Python3’s Range Function

Let’s see another example experimenting with this file xrange_example.py:

for i in xrange(5):
    print i

What really 2to3 program does, is that it has a list of fixers and applies transformation on the Python2.x code to be converted into valid Python3.x code. By default, it applies almost all fixers to the source code. You can list them by the 2to3 -l command. But if you need to choose a specific fixer, you can use the -f option and choose whatever fixer you like.

For example, let’s fix the xrange function on the latest example

$ 2to3 -f xrange xrange_example.py

This will only convert xrange to range and forget about the rest which is the print statement.

If you include all as the value of fixers or just ignore the fixer option at all, you get both xrange and print transformed into Python3 code.

To exclude specific fixer, you can use -x option:

$ 2to3 -x xrange xrange_example.py
...
--- xrange_example.py   (original)
+++ xrange_example.py   (refactored)
@@ -1,2 +1,2 @@
 for i in xrange(5):
-    print i
+    print(i)
...

2to3 Drawback

Honestly, this library can’t solve all your problems with Python2.

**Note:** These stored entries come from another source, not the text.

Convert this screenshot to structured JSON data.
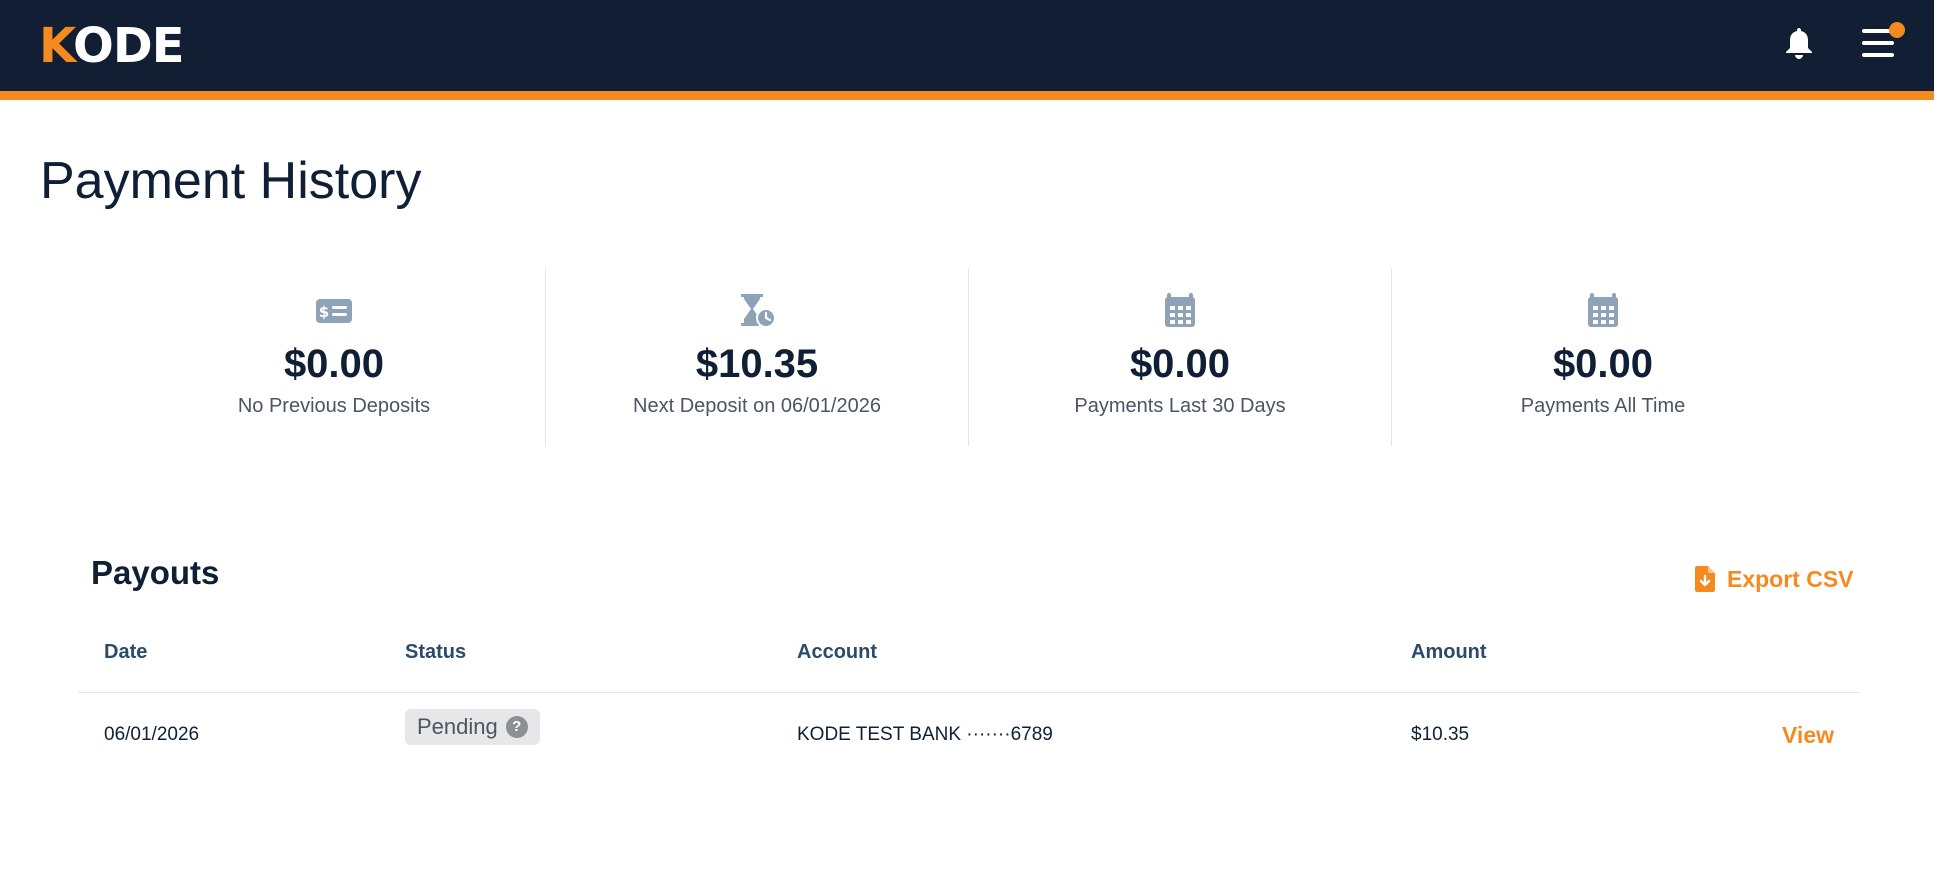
{
  "header": {
    "logo_first": "K",
    "logo_rest": "ODE",
    "brand_color": "#f58a20",
    "bar_color": "#111e33",
    "icons": [
      "bell-icon",
      "menu-icon"
    ]
  },
  "page": {
    "title": "Payment History"
  },
  "stats": [
    {
      "icon": "money-card-icon",
      "value": "$0.00",
      "label": "No Previous Deposits"
    },
    {
      "icon": "hourglass-clock-icon",
      "value": "$10.35",
      "label": "Next Deposit on 06/01/2026"
    },
    {
      "icon": "calendar-icon",
      "value": "$0.00",
      "label": "Payments Last 30 Days"
    },
    {
      "icon": "calendar-icon",
      "value": "$0.00",
      "label": "Payments All Time"
    }
  ],
  "payouts": {
    "title": "Payouts",
    "export_label": "Export CSV",
    "columns": [
      "Date",
      "Status",
      "Account",
      "Amount"
    ],
    "rows": [
      {
        "date": "06/01/2026",
        "status": "Pending",
        "account": "KODE TEST BANK ·······6789",
        "amount": "$10.35",
        "action": "View"
      }
    ]
  }
}
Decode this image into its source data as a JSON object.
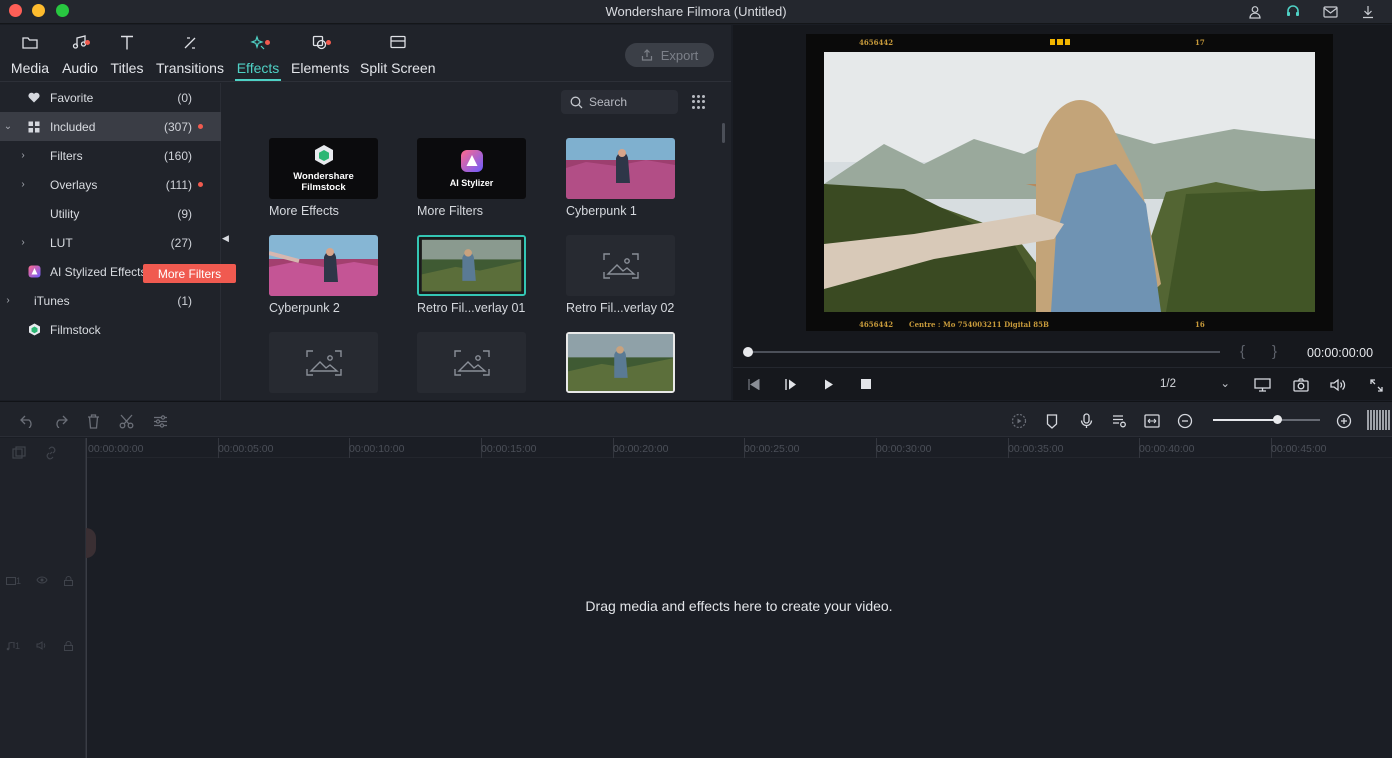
{
  "window": {
    "title": "Wondershare Filmora (Untitled)"
  },
  "titlebar_icons": [
    "account-icon",
    "support-icon",
    "mail-icon",
    "download-icon"
  ],
  "tabs": [
    {
      "label": "Media",
      "icon": "folder-icon",
      "active": false
    },
    {
      "label": "Audio",
      "icon": "music-note-icon",
      "active": false,
      "dot": true
    },
    {
      "label": "Titles",
      "icon": "text-t-icon",
      "active": false
    },
    {
      "label": "Transitions",
      "icon": "transition-icon",
      "active": false
    },
    {
      "label": "Effects",
      "icon": "effects-sparkle-icon",
      "active": true,
      "dot": true
    },
    {
      "label": "Elements",
      "icon": "elements-icon",
      "active": false,
      "dot": true
    },
    {
      "label": "Split Screen",
      "icon": "split-screen-icon",
      "active": false
    }
  ],
  "export_label": "Export",
  "sidebar": {
    "items": [
      {
        "label": "Favorite",
        "count": "(0)",
        "icon": "heart-icon"
      },
      {
        "label": "Included",
        "count": "(307)",
        "icon": "grid-icon",
        "expanded": true,
        "selected": true,
        "dot": true
      },
      {
        "label": "Filters",
        "count": "(160)",
        "chevron": true
      },
      {
        "label": "Overlays",
        "count": "(111)",
        "chevron": true,
        "dot": true
      },
      {
        "label": "Utility",
        "count": "(9)"
      },
      {
        "label": "LUT",
        "count": "(27)",
        "chevron": true
      },
      {
        "label": "AI Stylized Effects",
        "count": "",
        "icon": "ai-stylizer-icon"
      },
      {
        "label": "iTunes",
        "count": "(1)",
        "chevron": true
      },
      {
        "label": "Filmstock",
        "count": "",
        "icon": "filmstock-icon"
      }
    ],
    "tooltip": "More Filters"
  },
  "search": {
    "placeholder": "Search"
  },
  "effects": [
    {
      "label": "More Effects",
      "card_text": "Wondershare Filmstock",
      "kind": "filmstock"
    },
    {
      "label": "More Filters",
      "card_text": "AI Stylizer",
      "kind": "ai"
    },
    {
      "label": "Cyberpunk 1",
      "kind": "photo-pink"
    },
    {
      "label": "Cyberpunk 2",
      "kind": "photo-pink"
    },
    {
      "label": "Retro Fil...verlay 01",
      "kind": "photo-green",
      "selected": true
    },
    {
      "label": "Retro Fil...verlay 02",
      "kind": "placeholder"
    },
    {
      "label": "",
      "kind": "placeholder"
    },
    {
      "label": "",
      "kind": "placeholder"
    },
    {
      "label": "",
      "kind": "photo-green",
      "selected_white": true
    }
  ],
  "preview": {
    "film_text": {
      "tl": "4656442",
      "tr": "17",
      "bl": "4656442",
      "bc": "Centre : Mo 754003211   Digital 85B",
      "br": "16"
    },
    "timecode": "00:00:00:00",
    "ratio": "1/2"
  },
  "timeline": {
    "ruler": [
      "00:00:00:00",
      "00:00:05:00",
      "00:00:10:00",
      "00:00:15:00",
      "00:00:20:00",
      "00:00:25:00",
      "00:00:30:00",
      "00:00:35:00",
      "00:00:40:00",
      "00:00:45:00"
    ],
    "drop_text": "Drag media and effects here to create your video.",
    "video_track": "1",
    "audio_track": "1",
    "zoom_level": 0.6
  },
  "colors": {
    "accent": "#4fd1c5",
    "badge": "#f15b4f",
    "tooltip": "#f05a50"
  }
}
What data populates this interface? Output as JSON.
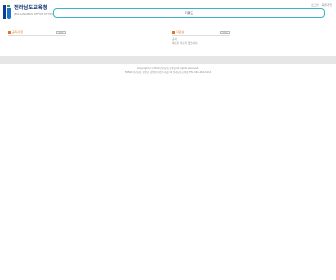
{
  "logo": {
    "title": "전라남도교육청",
    "subtitle": "JEOLLANAMDO OFFICE OF EDUCATION"
  },
  "search": {
    "value": "키워드",
    "placeholder": ""
  },
  "utility": {
    "links": [
      "로그인",
      "회원가입"
    ]
  },
  "panels": {
    "left": {
      "title": "공지사항",
      "more": "more",
      "items": []
    },
    "right": {
      "title": "자료실",
      "more": "more",
      "items": [
        "공지",
        "새로운 자료가 없습니다."
      ]
    }
  },
  "footer": {
    "line1": "Copyright (c) 2019 전라남도교육청 All rights reserved.",
    "line2": "58564 전라남도 무안군 삼향읍 어진누리길 10 전라남도교육청 TEL 061-260-0114"
  },
  "colors": {
    "accent": "#38b5c6",
    "panel_title": "#e0752f",
    "brand": "#0a3f8f"
  }
}
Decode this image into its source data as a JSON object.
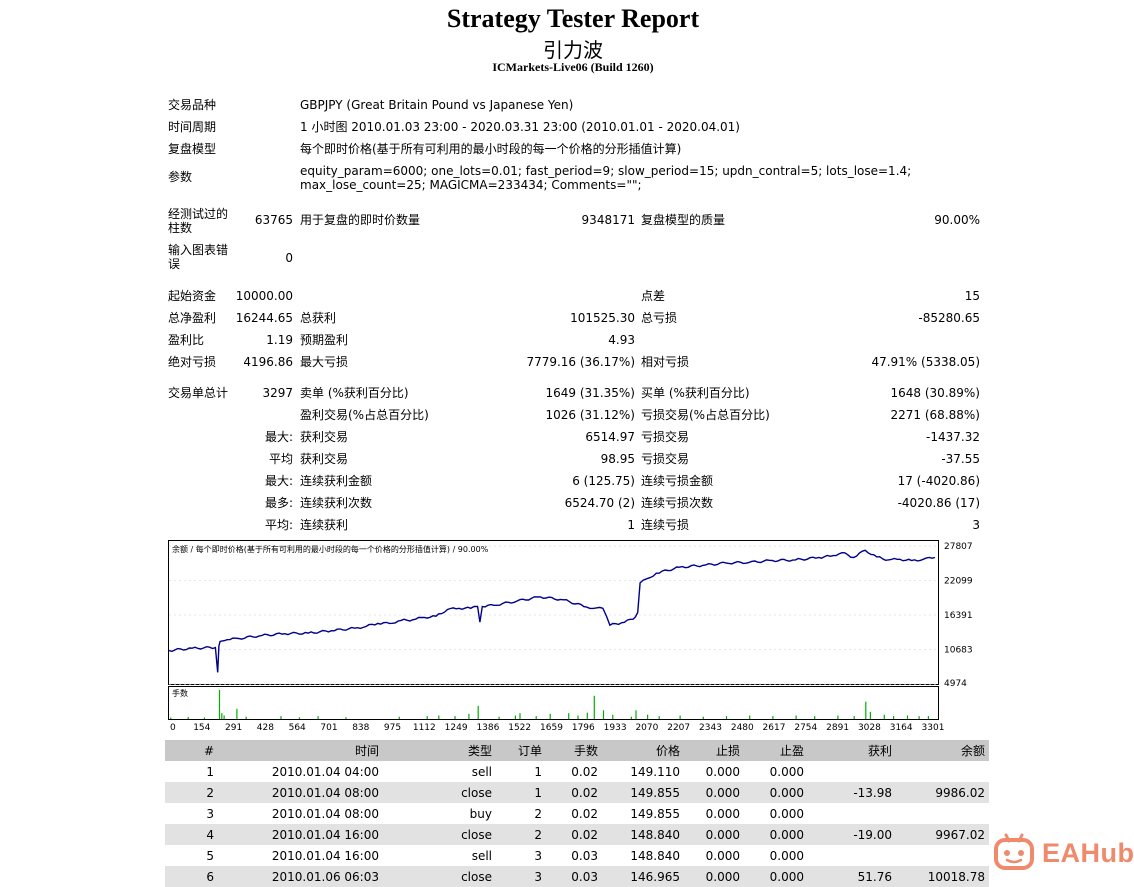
{
  "header": {
    "title": "Strategy Tester Report",
    "subtitle": "引力波",
    "server": "ICMarkets-Live06 (Build 1260)"
  },
  "info": {
    "symbol_label": "交易品种",
    "symbol_value": "GBPJPY (Great Britain Pound vs Japanese Yen)",
    "period_label": "时间周期",
    "period_value": "1 小时图 2010.01.03 23:00 - 2020.03.31 23:00 (2010.01.01 - 2020.04.01)",
    "model_label": "复盘模型",
    "model_value": "每个即时价格(基于所有可利用的最小时段的每一个价格的分形插值计算)",
    "params_label": "参数",
    "params_value": "equity_param=6000; one_lots=0.01; fast_period=9; slow_period=15; updn_contral=5; lots_lose=1.4; max_lose_count=25; MAGICMA=233434; Comments=\"\";"
  },
  "stats": {
    "bars_label": "经测试过的柱数",
    "bars_value": "63765",
    "ticks_label": "用于复盘的即时价数量",
    "ticks_value": "9348171",
    "quality_label": "复盘模型的质量",
    "quality_value": "90.00%",
    "errors_label": "输入图表错误",
    "errors_value": "0",
    "deposit_label": "起始资金",
    "deposit_value": "10000.00",
    "spread_label": "点差",
    "spread_value": "15",
    "net_label": "总净盈利",
    "net_value": "16244.65",
    "gross_profit_label": "总获利",
    "gross_profit_value": "101525.30",
    "gross_loss_label": "总亏损",
    "gross_loss_value": "-85280.65",
    "pf_label": "盈利比",
    "pf_value": "1.19",
    "expected_label": "预期盈利",
    "expected_value": "4.93",
    "abs_dd_label": "绝对亏损",
    "abs_dd_value": "4196.86",
    "max_dd_label": "最大亏损",
    "max_dd_value": "7779.16 (36.17%)",
    "rel_dd_label": "相对亏损",
    "rel_dd_value": "47.91% (5338.05)",
    "total_trades_label": "交易单总计",
    "total_trades_value": "3297",
    "short_label": "卖单 (%获利百分比)",
    "short_value": "1649 (31.35%)",
    "long_label": "买单 (%获利百分比)",
    "long_value": "1648 (30.89%)",
    "profit_trades_label": "盈利交易(%占总百分比)",
    "profit_trades_value": "1026 (31.12%)",
    "loss_trades_label": "亏损交易(%占总百分比)",
    "loss_trades_value": "2271 (68.88%)",
    "largest_label": "最大:",
    "largest_profit_label": "获利交易",
    "largest_profit_value": "6514.97",
    "largest_loss_label": "亏损交易",
    "largest_loss_value": "-1437.32",
    "avg_label": "平均",
    "avg_profit_label": "获利交易",
    "avg_profit_value": "98.95",
    "avg_loss_label": "亏损交易",
    "avg_loss_value": "-37.55",
    "max_label": "最大:",
    "max_cons_wins_label": "连续获利金额",
    "max_cons_wins_value": "6 (125.75)",
    "max_cons_losses_label": "连续亏损金额",
    "max_cons_losses_value": "17 (-4020.86)",
    "most_label": "最多:",
    "most_cons_profit_label": "连续获利次数",
    "most_cons_profit_value": "6524.70 (2)",
    "most_cons_loss_label": "连续亏损次数",
    "most_cons_loss_value": "-4020.86 (17)",
    "avg2_label": "平均:",
    "avg_cons_wins_label": "连续获利",
    "avg_cons_wins_value": "1",
    "avg_cons_losses_label": "连续亏损",
    "avg_cons_losses_value": "3"
  },
  "chart_data": {
    "type": "line",
    "title": "余额 / 每个即时价格(基于所有可利用的最小时段的每一个价格的分形插值计算) / 90.00%",
    "volume_label": "手数",
    "xlim": [
      0,
      3301
    ],
    "ylim": [
      4974,
      27807
    ],
    "x_ticks": [
      "0",
      "154",
      "291",
      "428",
      "564",
      "701",
      "838",
      "975",
      "1112",
      "1249",
      "1386",
      "1522",
      "1659",
      "1796",
      "1933",
      "2070",
      "2207",
      "2343",
      "2480",
      "2617",
      "2754",
      "2891",
      "3028",
      "3164",
      "3301"
    ],
    "y_ticks": [
      "27807",
      "22099",
      "16391",
      "10683",
      "4974"
    ],
    "series": [
      {
        "x": [
          0,
          100,
          200,
          210,
          215,
          220,
          230,
          250,
          300,
          400,
          500,
          600,
          700,
          800,
          850,
          900,
          950,
          1000,
          1050,
          1100,
          1150,
          1200,
          1250,
          1300,
          1330,
          1340,
          1350,
          1400,
          1500,
          1600,
          1700,
          1800,
          1870,
          1900,
          1950,
          2000,
          2020,
          2030,
          2100,
          2200,
          2300,
          2400,
          2500,
          2600,
          2700,
          2800,
          2850,
          2900,
          2950,
          3000,
          3050,
          3100,
          3150,
          3200,
          3250,
          3301
        ],
        "values": [
          10500,
          10900,
          11000,
          6900,
          11300,
          12000,
          12100,
          12300,
          12500,
          13000,
          13300,
          13400,
          13800,
          14200,
          14500,
          15000,
          15000,
          15500,
          15600,
          16000,
          16200,
          17300,
          17500,
          17500,
          17800,
          15200,
          17800,
          18000,
          18700,
          19400,
          18900,
          17700,
          17500,
          14700,
          15100,
          15700,
          16800,
          21700,
          23300,
          24300,
          24600,
          25000,
          25100,
          25400,
          25500,
          25900,
          26100,
          26700,
          25900,
          27100,
          26000,
          25500,
          25600,
          25400,
          25600,
          25900
        ]
      }
    ],
    "volume_bars": [
      {
        "x": 5,
        "v": 0.05
      },
      {
        "x": 80,
        "v": 0.07
      },
      {
        "x": 150,
        "v": 0.05
      },
      {
        "x": 215,
        "v": 1.0
      },
      {
        "x": 225,
        "v": 0.2
      },
      {
        "x": 235,
        "v": 0.12
      },
      {
        "x": 290,
        "v": 0.35
      },
      {
        "x": 330,
        "v": 0.08
      },
      {
        "x": 480,
        "v": 0.1
      },
      {
        "x": 560,
        "v": 0.06
      },
      {
        "x": 640,
        "v": 0.1
      },
      {
        "x": 760,
        "v": 0.06
      },
      {
        "x": 990,
        "v": 0.08
      },
      {
        "x": 1110,
        "v": 0.1
      },
      {
        "x": 1160,
        "v": 0.12
      },
      {
        "x": 1230,
        "v": 0.1
      },
      {
        "x": 1290,
        "v": 0.18
      },
      {
        "x": 1330,
        "v": 0.45
      },
      {
        "x": 1420,
        "v": 0.08
      },
      {
        "x": 1490,
        "v": 0.12
      },
      {
        "x": 1510,
        "v": 0.2
      },
      {
        "x": 1580,
        "v": 0.1
      },
      {
        "x": 1640,
        "v": 0.18
      },
      {
        "x": 1720,
        "v": 0.2
      },
      {
        "x": 1760,
        "v": 0.12
      },
      {
        "x": 1800,
        "v": 0.22
      },
      {
        "x": 1830,
        "v": 0.8
      },
      {
        "x": 1870,
        "v": 0.3
      },
      {
        "x": 1910,
        "v": 0.15
      },
      {
        "x": 1990,
        "v": 0.08
      },
      {
        "x": 2010,
        "v": 0.3
      },
      {
        "x": 2060,
        "v": 0.15
      },
      {
        "x": 2110,
        "v": 0.1
      },
      {
        "x": 2200,
        "v": 0.12
      },
      {
        "x": 2300,
        "v": 0.08
      },
      {
        "x": 2400,
        "v": 0.1
      },
      {
        "x": 2500,
        "v": 0.12
      },
      {
        "x": 2600,
        "v": 0.1
      },
      {
        "x": 2700,
        "v": 0.12
      },
      {
        "x": 2780,
        "v": 0.1
      },
      {
        "x": 2880,
        "v": 0.12
      },
      {
        "x": 2950,
        "v": 0.1
      },
      {
        "x": 3000,
        "v": 0.6
      },
      {
        "x": 3020,
        "v": 0.25
      },
      {
        "x": 3080,
        "v": 0.15
      },
      {
        "x": 3120,
        "v": 0.1
      },
      {
        "x": 3180,
        "v": 0.12
      },
      {
        "x": 3230,
        "v": 0.1
      },
      {
        "x": 3270,
        "v": 0.1
      }
    ]
  },
  "trades": {
    "headers": [
      "#",
      "时间",
      "类型",
      "订单",
      "手数",
      "价格",
      "止损",
      "止盈",
      "获利",
      "余额"
    ],
    "rows": [
      [
        "1",
        "2010.01.04 04:00",
        "sell",
        "1",
        "0.02",
        "149.110",
        "0.000",
        "0.000",
        "",
        ""
      ],
      [
        "2",
        "2010.01.04 08:00",
        "close",
        "1",
        "0.02",
        "149.855",
        "0.000",
        "0.000",
        "-13.98",
        "9986.02"
      ],
      [
        "3",
        "2010.01.04 08:00",
        "buy",
        "2",
        "0.02",
        "149.855",
        "0.000",
        "0.000",
        "",
        ""
      ],
      [
        "4",
        "2010.01.04 16:00",
        "close",
        "2",
        "0.02",
        "148.840",
        "0.000",
        "0.000",
        "-19.00",
        "9967.02"
      ],
      [
        "5",
        "2010.01.04 16:00",
        "sell",
        "3",
        "0.03",
        "148.840",
        "0.000",
        "0.000",
        "",
        ""
      ],
      [
        "6",
        "2010.01.06 06:03",
        "close",
        "3",
        "0.03",
        "146.965",
        "0.000",
        "0.000",
        "51.76",
        "10018.78"
      ]
    ]
  },
  "watermark": {
    "text": "EAHub",
    "color": "#f08a6c"
  }
}
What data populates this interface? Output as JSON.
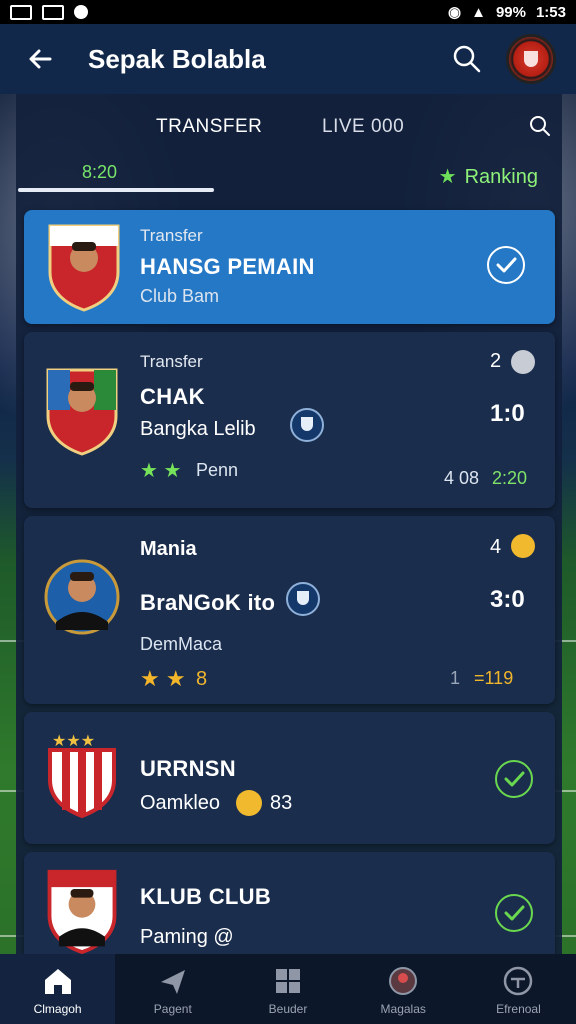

For example, let’s see this time conversion using datetime standard library:

import datetime

print((datetime.datetime.fromtimestamp(1621718115)))

This code simply converts the timestamp to a datetime format and it runs by default in both Python2 and Python3 according to the time zone that your machine has.

But what if you want to change the timezone? you’ll then need to pass the value of the region to the TZ environment variable like this:

import datetime
import os

os.environ['TZ'] = 'UTC'
print((datetime.datetime.fromtimestamp(1621718115)))

And when you run it and assuming your timezone is not UTC, Python2 will output the UTC datetime. The problem is with Python3 because it will output the default timezone of your system.

So we should add this line time.tzset() to set the new timezone:

import datetime
import os
import time

os.environ['TZ'] = 'UTC'
time.tzset()
print((datetime.datetime.fromtimestamp(1621718115)))

Conclusion

2to3 should be your first step to automatically convert your Python2 application/library into Python3. On the other hand, it’s not a silver bullet; you still need to patiently review the differences and make sure you do unit tests.